Les Racines means “the roots” and, as he crafted its music with maximum care at his Bamako home studio – named Studio Ali Farka Touré in unapologetic homage – Touré dug as deep as he could. Amadou & Mariam’s Amadou Bagayoko, who interweaves guitars on high-velocity opener “Gabou Ni Tie”, was among the elite Malian musicians who stopped by. But Les Racines is ultimately a full and fierce showcase for Vieux’s own prowess, and his restatement of desert blues.
The instrumental “L’Âme”, meaning “the soul”, sinks most deliberately and deeply into Ali’s spirit, rising and sinking like breath, with a loping, rolling gait, ’til it quickens in climactic tribute. It has the warmth of an abiding memory. “Flany Konare” is a contrasting statement of living, sensual love, Touré singing “Cherie, Cherie, Cherie, Cherie!” with unabashed, mantric directness, his voice conversationally low as a tight, tough arrangement pops and ripples, and his guitar dances over his own, deep-set jabs. “Adou” is similarly fervent, and exultantly proud of the son it’s named after. “Les Racines” sounds Spanish at first, with its castanet-style percussive clicks and Touré’s florid, brooding riffs, but his playing’s introspective intensity and lyricism, shadowed by Toumani Diabaté’s brother, Madou Sidiki Diabaté, on kora, is a very individual communing with roots.
Tradition is always double-edged, both a rooted strength and restriction, and “Gabou Ni Tie”’s chiding of a girl who rejects ancestral education and, as Touré explains, “the advice of her parents and only keeps bad company”, promotes communal responsibilities.

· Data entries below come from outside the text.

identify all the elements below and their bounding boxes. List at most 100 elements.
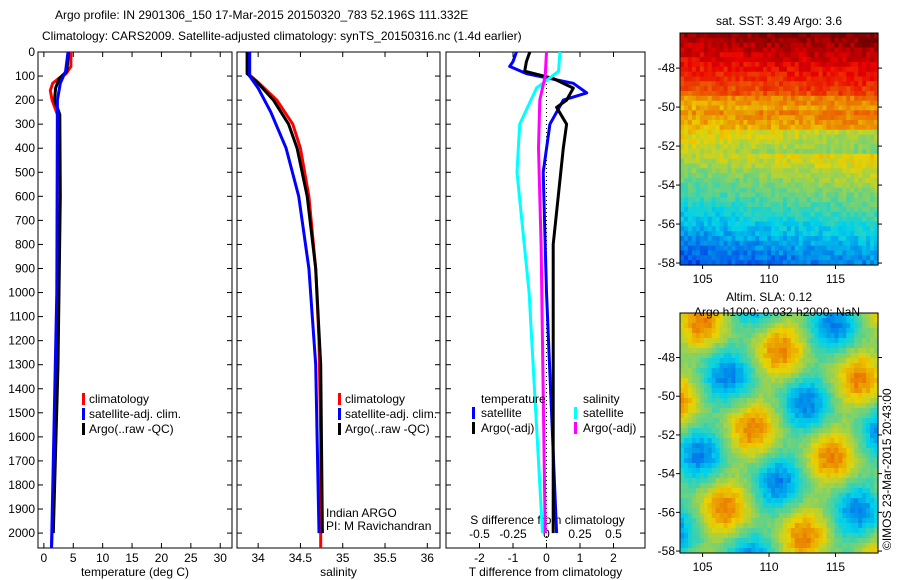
- map-cell: [695, 57, 701, 63]
- map-cell: [735, 328, 740, 334]
- map-cell: [771, 408, 776, 414]
- map-cell: [794, 333, 800, 339]
- map-cell: [743, 313, 748, 319]
- map-cell: [786, 473, 792, 479]
- map-cell: [755, 71, 760, 78]
- map-cell: [802, 124, 808, 131]
- map-cell: [715, 478, 721, 484]
- map-cell: [806, 91, 812, 97]
- map-cell: [703, 448, 709, 454]
- map-cell: [687, 153, 693, 160]
- map-cell: [687, 245, 693, 252]
- map-cell: [767, 463, 772, 469]
- map-cell: [783, 393, 788, 399]
- map-cell: [838, 323, 843, 329]
- map-cell: [826, 120, 832, 126]
- map-cell: [739, 463, 744, 469]
- map-cell: [719, 110, 725, 116]
- map-cell: [783, 207, 788, 213]
- map-cell: [790, 383, 796, 389]
- map-cell: [874, 37, 879, 44]
- map-cell: [759, 221, 764, 227]
- map-cell: [707, 363, 713, 369]
- map-cell: [775, 378, 780, 384]
- map-cell: [798, 368, 804, 374]
- map-cell: [830, 433, 836, 439]
- map-cell: [711, 453, 717, 459]
- map-cell: [691, 403, 697, 409]
- map-cell: [794, 413, 800, 419]
- map-cell: [731, 358, 737, 364]
- x-axis-label: T difference from climatology: [469, 565, 623, 579]
- map-cell: [699, 463, 705, 469]
- map-cell: [687, 178, 693, 184]
- map-cell: [735, 211, 740, 218]
- map-cell: [775, 448, 780, 454]
- map-cell: [711, 433, 717, 439]
- map-cell: [759, 453, 764, 459]
- map-cell: [735, 528, 740, 534]
- map-cell: [731, 163, 737, 169]
- map-cell: [695, 488, 701, 494]
- map-cell: [715, 423, 721, 429]
- map-cell: [715, 483, 721, 489]
- map-cell: [798, 37, 804, 44]
- map-cell: [858, 403, 863, 409]
- map-cell: [834, 523, 839, 529]
- map-cell: [711, 448, 717, 454]
- map-cell: [842, 428, 847, 434]
- map-cell: [834, 105, 839, 111]
- map-cell: [854, 528, 859, 534]
- map-cell: [699, 115, 705, 121]
- map-cell: [739, 368, 744, 374]
- legend-entry: satellite-adj. clim.: [89, 407, 181, 421]
- map-cell: [723, 413, 729, 419]
- map-cell: [699, 393, 705, 399]
- map-cell: [806, 231, 812, 237]
- map-cell: [684, 433, 689, 439]
- map-cell: [794, 134, 800, 140]
- map-cell: [783, 57, 788, 63]
- map-cell: [858, 373, 863, 379]
- map-cell: [699, 71, 705, 78]
- map-cell: [759, 129, 764, 136]
- map-cell: [794, 202, 800, 208]
- map-cell: [790, 139, 796, 145]
- map-cell: [747, 518, 752, 524]
- map-cell: [874, 383, 879, 389]
- map-cell: [715, 139, 721, 145]
- map-cell: [842, 124, 847, 131]
- map-cell: [719, 433, 725, 439]
- map-cell: [862, 503, 867, 509]
- map-cell: [870, 518, 875, 524]
- map-cell: [806, 333, 812, 339]
- map-cell: [779, 110, 784, 116]
- map-cell: [715, 538, 721, 544]
- map-cell: [783, 71, 788, 78]
- map-cell: [703, 483, 709, 489]
- map-cell: [826, 158, 832, 165]
- map-cell: [719, 438, 725, 444]
- map-cell: [830, 508, 836, 514]
- map-cell: [779, 453, 784, 459]
- map-cell: [810, 453, 816, 459]
- map-cell: [739, 120, 744, 126]
- map-cell: [727, 403, 733, 409]
- map-cell: [695, 216, 701, 223]
- map-cell: [862, 368, 867, 374]
- map-cell: [755, 353, 760, 359]
- map-cell: [755, 192, 760, 198]
- map-cell: [826, 453, 832, 459]
- map-cell: [830, 483, 836, 489]
- map-cell: [874, 493, 879, 499]
- map-cell: [687, 192, 693, 198]
- map-cell: [830, 463, 836, 469]
- map-cell: [794, 343, 800, 349]
- map-cell: [806, 187, 812, 194]
- map-cell: [830, 236, 836, 242]
- map-cell: [862, 403, 867, 409]
- map-cell: [794, 178, 800, 184]
- map-cell: [691, 453, 697, 459]
- map-cell: [715, 86, 721, 92]
- s-tick-label: -0.5: [469, 527, 490, 541]
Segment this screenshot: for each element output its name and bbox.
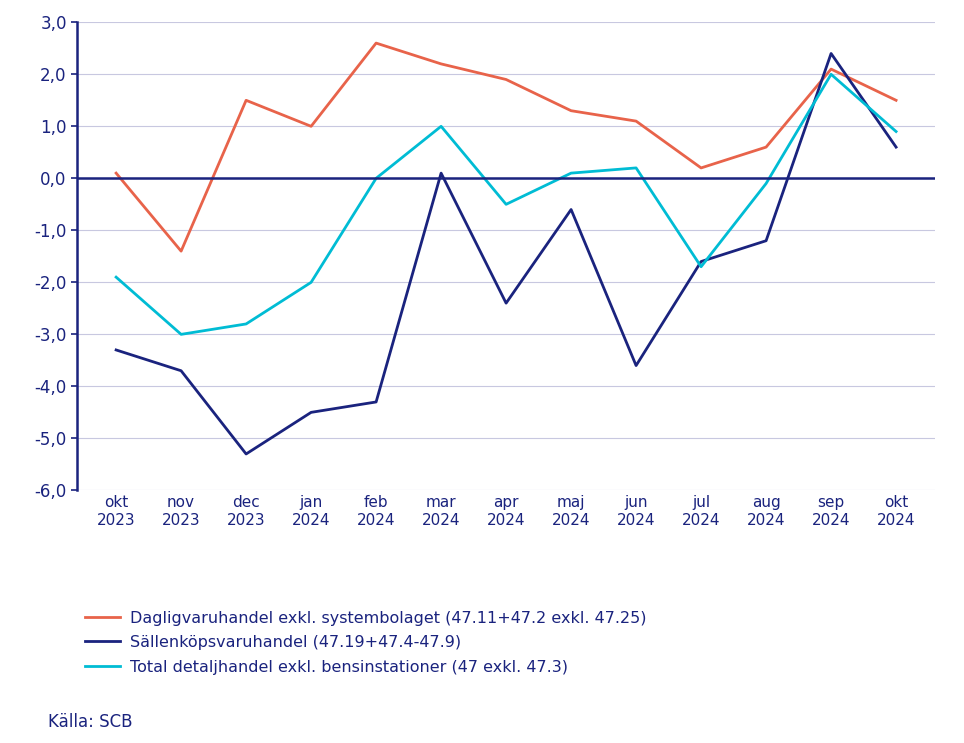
Sällenköpsvaruhandel (47.19+47.4-47.9) <box>370 398 382 406</box>
Total detaljhandel exkl. bensinstationer (47 exkl. 47.3) <box>825 70 837 79</box>
Sällenköpsvaruhandel (47.19+47.4-47.9) <box>306 408 317 417</box>
Sällenköpsvaruhandel (47.19+47.4-47.9) <box>825 49 837 58</box>
Sällenköpsvaruhandel (47.19+47.4-47.9) <box>240 450 252 458</box>
Text: Källa: SCB: Källa: SCB <box>48 713 133 730</box>
Total detaljhandel exkl. bensinstationer (47 exkl. 47.3) <box>630 163 642 172</box>
Total detaljhandel exkl. bensinstationer (47 exkl. 47.3) <box>761 179 772 188</box>
Line: Dagligvaruhandel exkl. systembolaget (47.11+47.2 exkl. 47.25): Dagligvaruhandel exkl. systembolaget (47… <box>116 43 897 251</box>
Legend: Dagligvaruhandel exkl. systembolaget (47.11+47.2 exkl. 47.25), Sällenköpsvaruhan: Dagligvaruhandel exkl. systembolaget (47… <box>85 611 646 675</box>
Sällenköpsvaruhandel (47.19+47.4-47.9) <box>110 345 121 354</box>
Total detaljhandel exkl. bensinstationer (47 exkl. 47.3) <box>110 273 121 282</box>
Total detaljhandel exkl. bensinstationer (47 exkl. 47.3) <box>891 127 902 136</box>
Total detaljhandel exkl. bensinstationer (47 exkl. 47.3) <box>240 319 252 328</box>
Total detaljhandel exkl. bensinstationer (47 exkl. 47.3) <box>695 262 707 271</box>
Dagligvaruhandel exkl. systembolaget (47.11+47.2 exkl. 47.25) <box>630 117 642 126</box>
Sällenköpsvaruhandel (47.19+47.4-47.9) <box>695 257 707 266</box>
Sällenköpsvaruhandel (47.19+47.4-47.9) <box>761 236 772 245</box>
Line: Total detaljhandel exkl. bensinstationer (47 exkl. 47.3): Total detaljhandel exkl. bensinstationer… <box>116 74 897 334</box>
Dagligvaruhandel exkl. systembolaget (47.11+47.2 exkl. 47.25) <box>500 75 512 84</box>
Sällenköpsvaruhandel (47.19+47.4-47.9) <box>630 361 642 370</box>
Sällenköpsvaruhandel (47.19+47.4-47.9) <box>891 143 902 152</box>
Dagligvaruhandel exkl. systembolaget (47.11+47.2 exkl. 47.25) <box>891 96 902 105</box>
Dagligvaruhandel exkl. systembolaget (47.11+47.2 exkl. 47.25) <box>370 39 382 48</box>
Line: Sällenköpsvaruhandel (47.19+47.4-47.9): Sällenköpsvaruhandel (47.19+47.4-47.9) <box>116 53 897 454</box>
Total detaljhandel exkl. bensinstationer (47 exkl. 47.3) <box>500 200 512 209</box>
Dagligvaruhandel exkl. systembolaget (47.11+47.2 exkl. 47.25) <box>240 96 252 105</box>
Dagligvaruhandel exkl. systembolaget (47.11+47.2 exkl. 47.25) <box>175 247 187 256</box>
Dagligvaruhandel exkl. systembolaget (47.11+47.2 exkl. 47.25) <box>110 169 121 178</box>
Total detaljhandel exkl. bensinstationer (47 exkl. 47.3) <box>175 330 187 339</box>
Sällenköpsvaruhandel (47.19+47.4-47.9) <box>175 366 187 375</box>
Total detaljhandel exkl. bensinstationer (47 exkl. 47.3) <box>306 278 317 287</box>
Dagligvaruhandel exkl. systembolaget (47.11+47.2 exkl. 47.25) <box>306 122 317 131</box>
Dagligvaruhandel exkl. systembolaget (47.11+47.2 exkl. 47.25) <box>825 65 837 74</box>
Sällenköpsvaruhandel (47.19+47.4-47.9) <box>436 169 447 178</box>
Dagligvaruhandel exkl. systembolaget (47.11+47.2 exkl. 47.25) <box>565 106 576 115</box>
Dagligvaruhandel exkl. systembolaget (47.11+47.2 exkl. 47.25) <box>695 163 707 172</box>
Sällenköpsvaruhandel (47.19+47.4-47.9) <box>565 205 576 214</box>
Sällenköpsvaruhandel (47.19+47.4-47.9) <box>500 299 512 308</box>
Dagligvaruhandel exkl. systembolaget (47.11+47.2 exkl. 47.25) <box>436 59 447 68</box>
Total detaljhandel exkl. bensinstationer (47 exkl. 47.3) <box>565 169 576 178</box>
Total detaljhandel exkl. bensinstationer (47 exkl. 47.3) <box>436 122 447 131</box>
Dagligvaruhandel exkl. systembolaget (47.11+47.2 exkl. 47.25) <box>761 143 772 152</box>
Total detaljhandel exkl. bensinstationer (47 exkl. 47.3) <box>370 174 382 183</box>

Elsewhere, though, Les Racines’ many instructional songs can’t be denied. Touré intends these lyrics for both Mali’s elites – with more expectation of being heard than most rock protest songs – and the toiling farmers in its rural expanse, where music remains the prime information source. He’s addressing a nation groaning with musical wealth but riven with ethnic conflict, alongside IS slaughter, government corruption and insidious foreign influence. No wonder “Ngala Kaourene”, which pleads for ethnic reconciliation, starts with the album’s starkest blues guitar notes, Madou Traore’s flute sweeping Touré’s guitar in its slipstream as he desperately implores. “Ndjehene Direne” closes Les Racines with staccato guitar stabs so liltingly light-toned yet relentless that they have a cumulative effect.
This delayed return to his father’s musical house finds Vieux Farka Touré commandingly authoritative and viscerally present. For all its vivid tumult and protest, his musical lines always loop back, like John Coltrane or John Lee Hooker, but further still, carrying him home.